Petites et grandes anecdotes de la stratégie à la roysienne


  • En 1567, la reine Catherine de Médicis stationne à Roye, redoutant une attaque huguenote. La cour s’installe (avec vivres et vin de Champagne !), preuve que la ville reste un véritable “bastion-refuge” pour les puissants.
  • D’après la légende locale, Napoléon aurait envisagé d’y établir une garnison pour garder la route de Belgique. Si l’idée n’a jamais été réalisée, on aime en reparler lors des visites guidées estivales.
  • Plus cher aux cœurs, le monument aux morts actuel rend hommage, non seulement aux soldats morts pour la France, mais aussi aux habitants qui, par leur seule présence, ont affronté si souvent l’incertitude des sièges.

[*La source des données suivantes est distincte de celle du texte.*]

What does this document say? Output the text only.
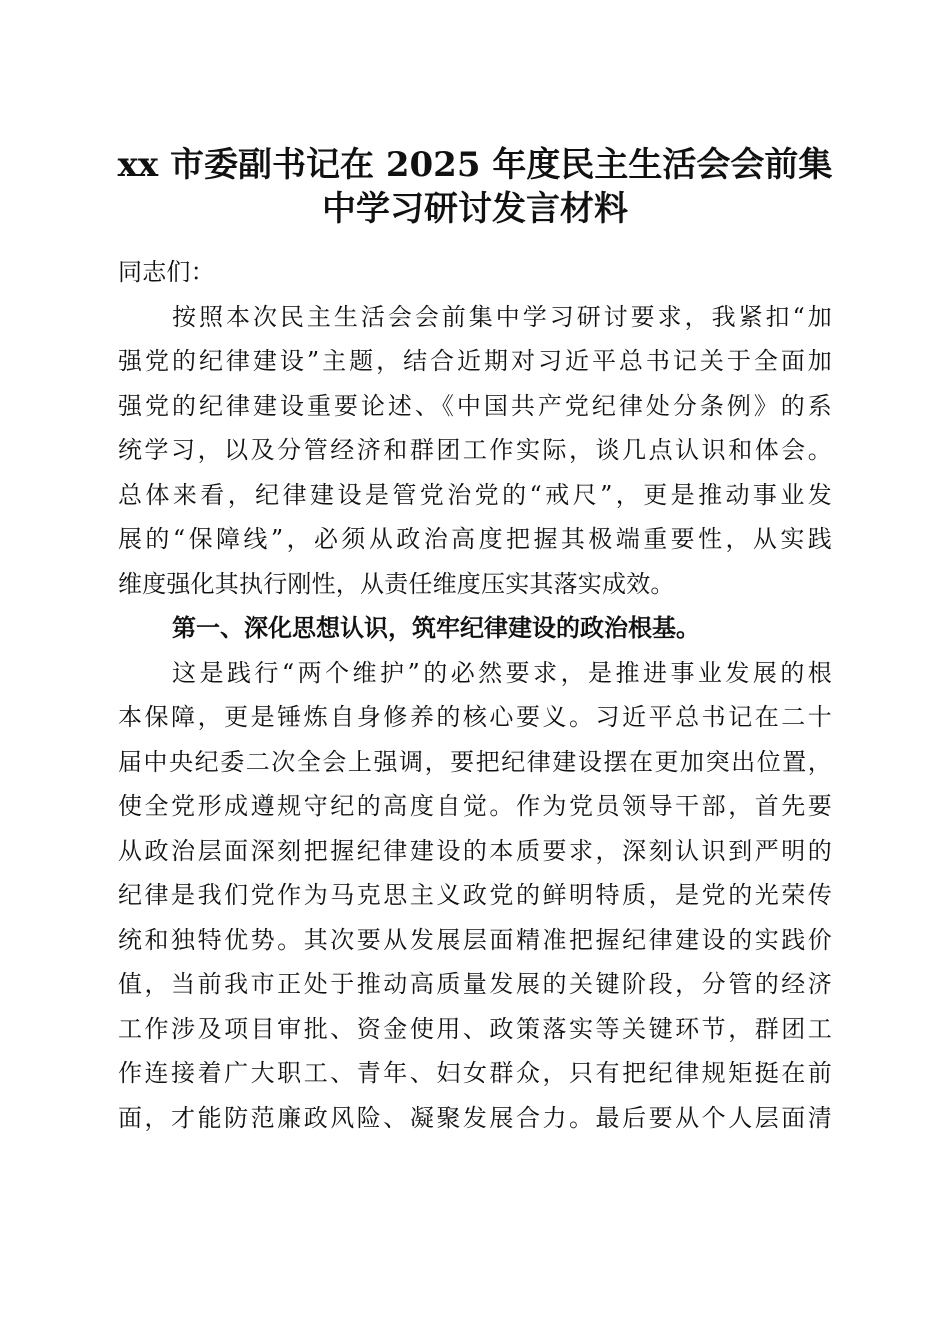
xx 市委副书记在 2025 年度民主生活会会前集
中学习研讨发言材料

同志们：

按照本次民主生活会会前集中学习研讨要求，我紧扣“加
强党的纪律建设”主题，结合近期对习近平总书记关于全面加
强党的纪律建设重要论述、《中国共产党纪律处分条例》的系
统学习，以及分管经济和群团工作实际，谈几点认识和体会。
总体来看，纪律建设是管党治党的“戒尺”，更是推动事业发
展的“保障线”，必须从政治高度把握其极端重要性，从实践
维度强化其执行刚性，从责任维度压实其落实成效。

第一、深化思想认识，筑牢纪律建设的政治根基。

这是践行“两个维护”的必然要求，是推进事业发展的根
本保障，更是锤炼自身修养的核心要义。习近平总书记在二十
届中央纪委二次全会上强调，要把纪律建设摆在更加突出位置，
使全党形成遵规守纪的高度自觉。作为党员领导干部，首先要
从政治层面深刻把握纪律建设的本质要求，深刻认识到严明的
纪律是我们党作为马克思主义政党的鲜明特质，是党的光荣传
统和独特优势。其次要从发展层面精准把握纪律建设的实践价
值，当前我市正处于推动高质量发展的关键阶段，分管的经济
工作涉及项目审批、资金使用、政策落实等关键环节，群团工
作连接着广大职工、青年、妇女群众，只有把纪律规矩挺在前
面，才能防范廉政风险、凝聚发展合力。最后要从个人层面清
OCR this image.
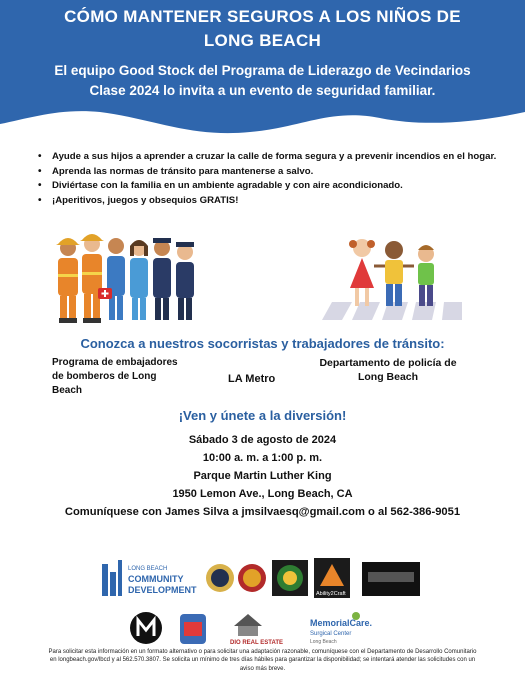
CÓMO MANTENER SEGUROS A LOS NIÑOS DE
LONG BEACH
El equipo Good Stock del Programa de Liderazgo de Vecindarios
Clase 2024 lo invita a un evento de seguridad familiar.
• Ayude a sus hijos a aprender a cruzar la calle de forma segura y a prevenir incendios en el hogar.
• Aprenda las normas de tránsito para mantenerse a salvo.
• Diviértase con la familia en un ambiente agradable y con aire acondicionado.
• ¡Aperitivos, juegos y obsequios GRATIS!
Conozca a nuestros socorristas y trabajadores de tránsito:
Programa de embajadores
de bomberos de Long Beach
LA Metro
Departamento de policía de
Long Beach
¡Ven y únete a la diversión!
Sábado 3 de agosto de 2024
10:00 a. m. a 1:00 p. m.
Parque Martin Luther King
1950 Lemon Ave., Long Beach, CA
Comuníquese con James Silva a jmsilvaesq@gmail.com o al 562-386-9051
LONG BEACH
COMMUNITY
DEVELOPMENT	Ability2Craft
DIO REAL ESTATE
MemorialCare.
Surgical Center
Long Beach
Para solicitar esta información en un formato alternativo o para solicitar una adaptación razonable, comuníquese con el Departamento de Desarrollo Comunitario
en longbeach.gov/lbcd y al 562.570.3807. Se solicita un mínimo de tres días hábiles para garantizar la disponibilidad; se intentará atender las solicitudes con un
aviso más breve.
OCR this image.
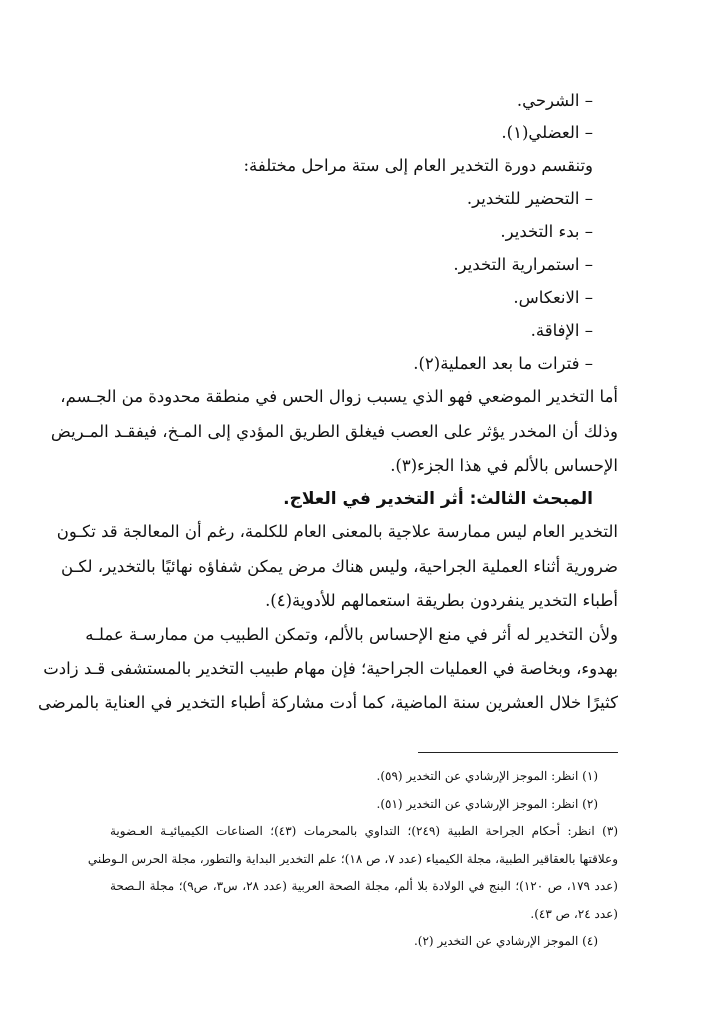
– الشرحي.
– العضلي(١).
وتنقسم دورة التخدير العام إلى ستة مراحل مختلفة:
– التحضير للتخدير.
– بدء التخدير.
– استمرارية التخدير.
– الانعكاس.
– الإفاقة.
– فترات ما بعد العملية(٢).
أما التخدير الموضعي فهو الذي يسبب زوال الحس في منطقة محدودة من الجـسم،
وذلك أن المخدر يؤثر على العصب فيغلق الطريق المؤدي إلى المـخ، فيفقـد المـريض
الإحساس بالألم في هذا الجزء(٣).
المبحث الثالث: أثر التخدير في العلاج.
التخدير العام ليس ممارسة علاجية بالمعنى العام للكلمة، رغم أن المعالجة قد تكـون
ضرورية أثناء العملية الجراحية، وليس هناك مرض يمكن شفاؤه نهائيًا بالتخدير، لكـن
أطباء التخدير ينفردون بطريقة استعمالهم للأدوية(٤).
ولأن التخدير له أثر في منع الإحساس بالألم، وتمكن الطبيب من ممارسـة عملـه
بهدوء، وبخاصة في العمليات الجراحية؛ فإن مهام طبيب التخدير بالمستشفى قـد زادت
كثيرًا خلال العشرين سنة الماضية، كما أدت مشاركة أطباء التخدير في العناية بالمرضى
(١) انظر: الموجز الإرشادي عن التخدير (٥٩).
(٢) انظر: الموجز الإرشادي عن التخدير (٥١).
(٣) انظر: أحكام الجراحة الطبية (٢٤٩)؛ التداوي بالمحرمات (٤٣)؛ الصناعات الكيميائيـة العـضوية
وعلاقتها بالعقاقير الطبية، مجلة الكيمياء (عدد ٧، ص ١٨)؛ علم التخدير البداية والتطور، مجلة الحرس الـوطني
(عدد ١٧٩، ص ١٢٠)؛ البنج في الولادة بلا ألم، مجلة الصحة العربية (عدد ٢٨، س٣، ص٩)؛ مجلة الـصحة
(عدد ٢٤، ص ٤٣).
(٤) الموجز الإرشادي عن التخدير (٢).
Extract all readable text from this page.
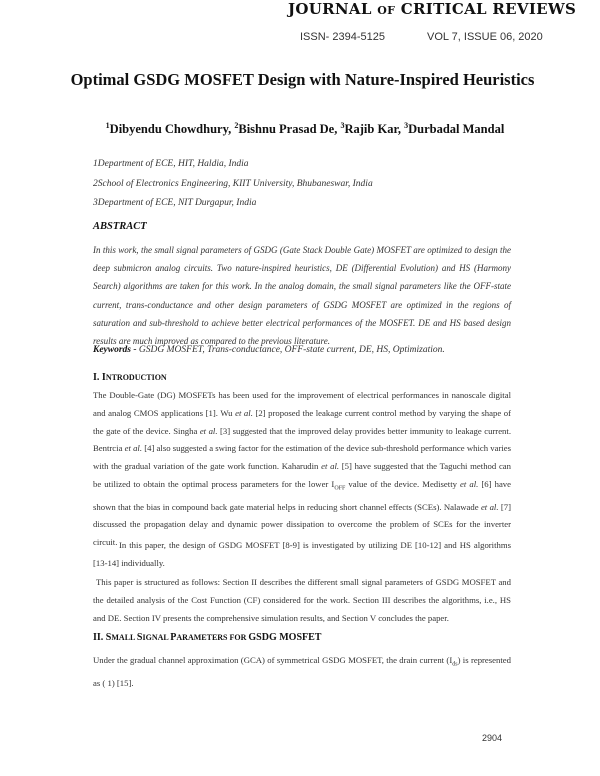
JOURNAL OF CRITICAL REVIEWS
ISSN- 2394-5125	VOL 7, ISSUE 06, 2020
Optimal GSDG MOSFET Design with Nature-Inspired Heuristics
$^1$Dibyendu Chowdhury, $^2$Bishnu Prasad De, $^3$Rajib Kar, $^3$Durbadal Mandal
1Department of ECE, HIT, Haldia, India
2School of Electronics Engineering, KIIT University, Bhubaneswar, India
3Department of ECE, NIT Durgapur, India
ABSTRACT
In this work, the small signal parameters of GSDG (Gate Stack Double Gate) MOSFET are optimized to design the deep submicron analog circuits. Two nature-inspired heuristics, DE (Differential Evolution) and HS (Harmony Search) algorithms are taken for this work. In the analog domain, the small signal parameters like the OFF-state current, trans-conductance and other design parameters of GSDG MOSFET are optimized in the regions of saturation and sub-threshold to achieve better electrical performances of the MOSFET. DE and HS based design results are much improved as compared to the previous literature.
Keywords - GSDG MOSFET, Trans-conductance, OFF-state current, DE, HS, Optimization.
I. INTRODUCTION
The Double-Gate (DG) MOSFETs has been used for the improvement of electrical performances in nanoscale digital and analog CMOS applications [1]. Wu et al. [2] proposed the leakage current control method by varying the shape of the gate of the device. Singha et al. [3] suggested that the improved delay provides better immunity to leakage current. Bentrcia et al. [4] also suggested a swing factor for the estimation of the device sub-threshold performance which varies with the gradual variation of the gate work function. Kaharudin et al. [5] have suggested that the Taguchi method can be utilized to obtain the optimal process parameters for the lower $I_{OFF}$ value of the device. Medisetty et al. [6] have shown that the bias in compound back gate material helps in reducing short channel effects (SCEs). Nalawade et al. [7] discussed the propagation delay and dynamic power dissipation to overcome the problem of SCEs for the inverter circuit. In this paper, the design of GSDG MOSFET [8-9] is investigated by utilizing DE [10-12] and HS algorithms [13-14] individually.
This paper is structured as follows: Section II describes the different small signal parameters of GSDG MOSFET and the detailed analysis of the Cost Function (CF) considered for the work. Section III describes the algorithms, i.e., HS and DE. Section IV presents the comprehensive simulation results, and Section V concludes the paper.
II. SMALL SIGNAL PARAMETERS FOR GSDG MOSFET
Under the gradual channel approximation (GCA) of symmetrical GSDG MOSFET, the drain current $(I_{ds})$ is represented as ( 1) [15].
2904
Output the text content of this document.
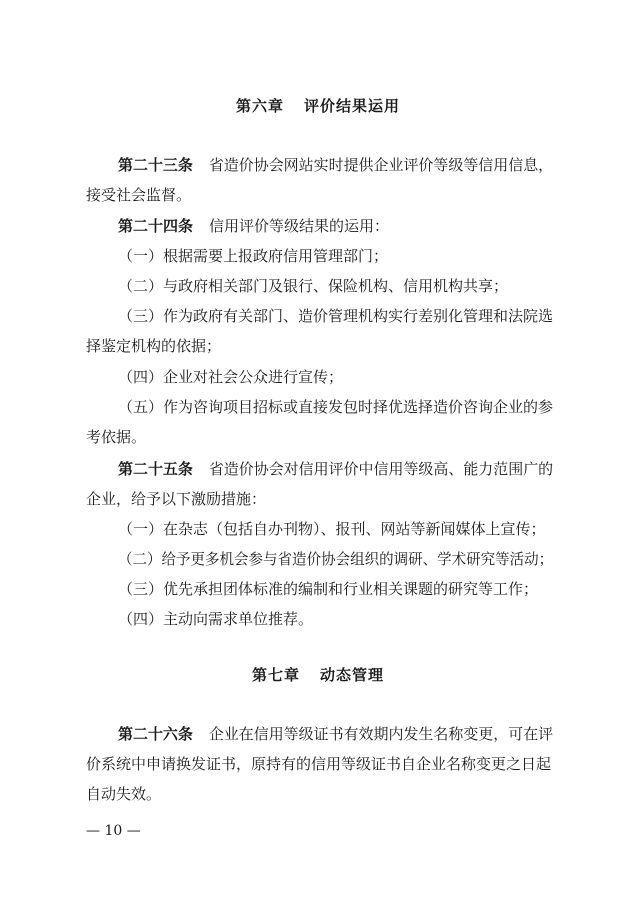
第六章 评价结果运用
第二十三条 省造价协会网站实时提供企业评价等级等信用信息，
接受社会监督。
第二十四条 信用评价等级结果的运用：
（一）根据需要上报政府信用管理部门；
（二）与政府相关部门及银行、保险机构、信用机构共享；
（三）作为政府有关部门、造价管理机构实行差别化管理和法院选
择鉴定机构的依据；
（四）企业对社会公众进行宣传；
（五）作为咨询项目招标或直接发包时择优选择造价咨询企业的参
考依据。
第二十五条 省造价协会对信用评价中信用等级高、能力范围广的
企业，给予以下激励措施：
（一）在杂志（包括自办刊物）、报刊、网站等新闻媒体上宣传；
（二）给予更多机会参与省造价协会组织的调研、学术研究等活动；
（三）优先承担团体标准的编制和行业相关课题的研究等工作；
（四）主动向需求单位推荐。
第七章 动态管理
第二十六条 企业在信用等级证书有效期内发生名称变更，可在评
价系统中申请换发证书，原持有的信用等级证书自企业名称变更之日起
自动失效。
— 10 —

Pourquoi tout cela a compté — et compte encore


Si Roye n’est plus aujourd’hui une ville de “frontières” militaires, elle garde un rôle de carrefour, à la croisée de grandes routes, des mobilités et de la vie locale. Son histoire, c’est celle d’une cité qui n’a jamais choisi son destin, mais l’a forgé à force de résistances, de reconstructions et de courage tranquille. Aujourd’hui, quand on emprunte la RN17 ou l’A1 (nommée “autoroute du Nord”) qui longe la commune, difficile d’imaginer qu’autrefois, la moindre armée rêvait de la franchir… ou de s’y arrêter.

Peut-être est-ce la raison pour laquelle Roye nous touche autant. Parce qu’ici, entre brume, pavés et mémoire, on vit au rythme du passé… sans jamais s’y enfermer.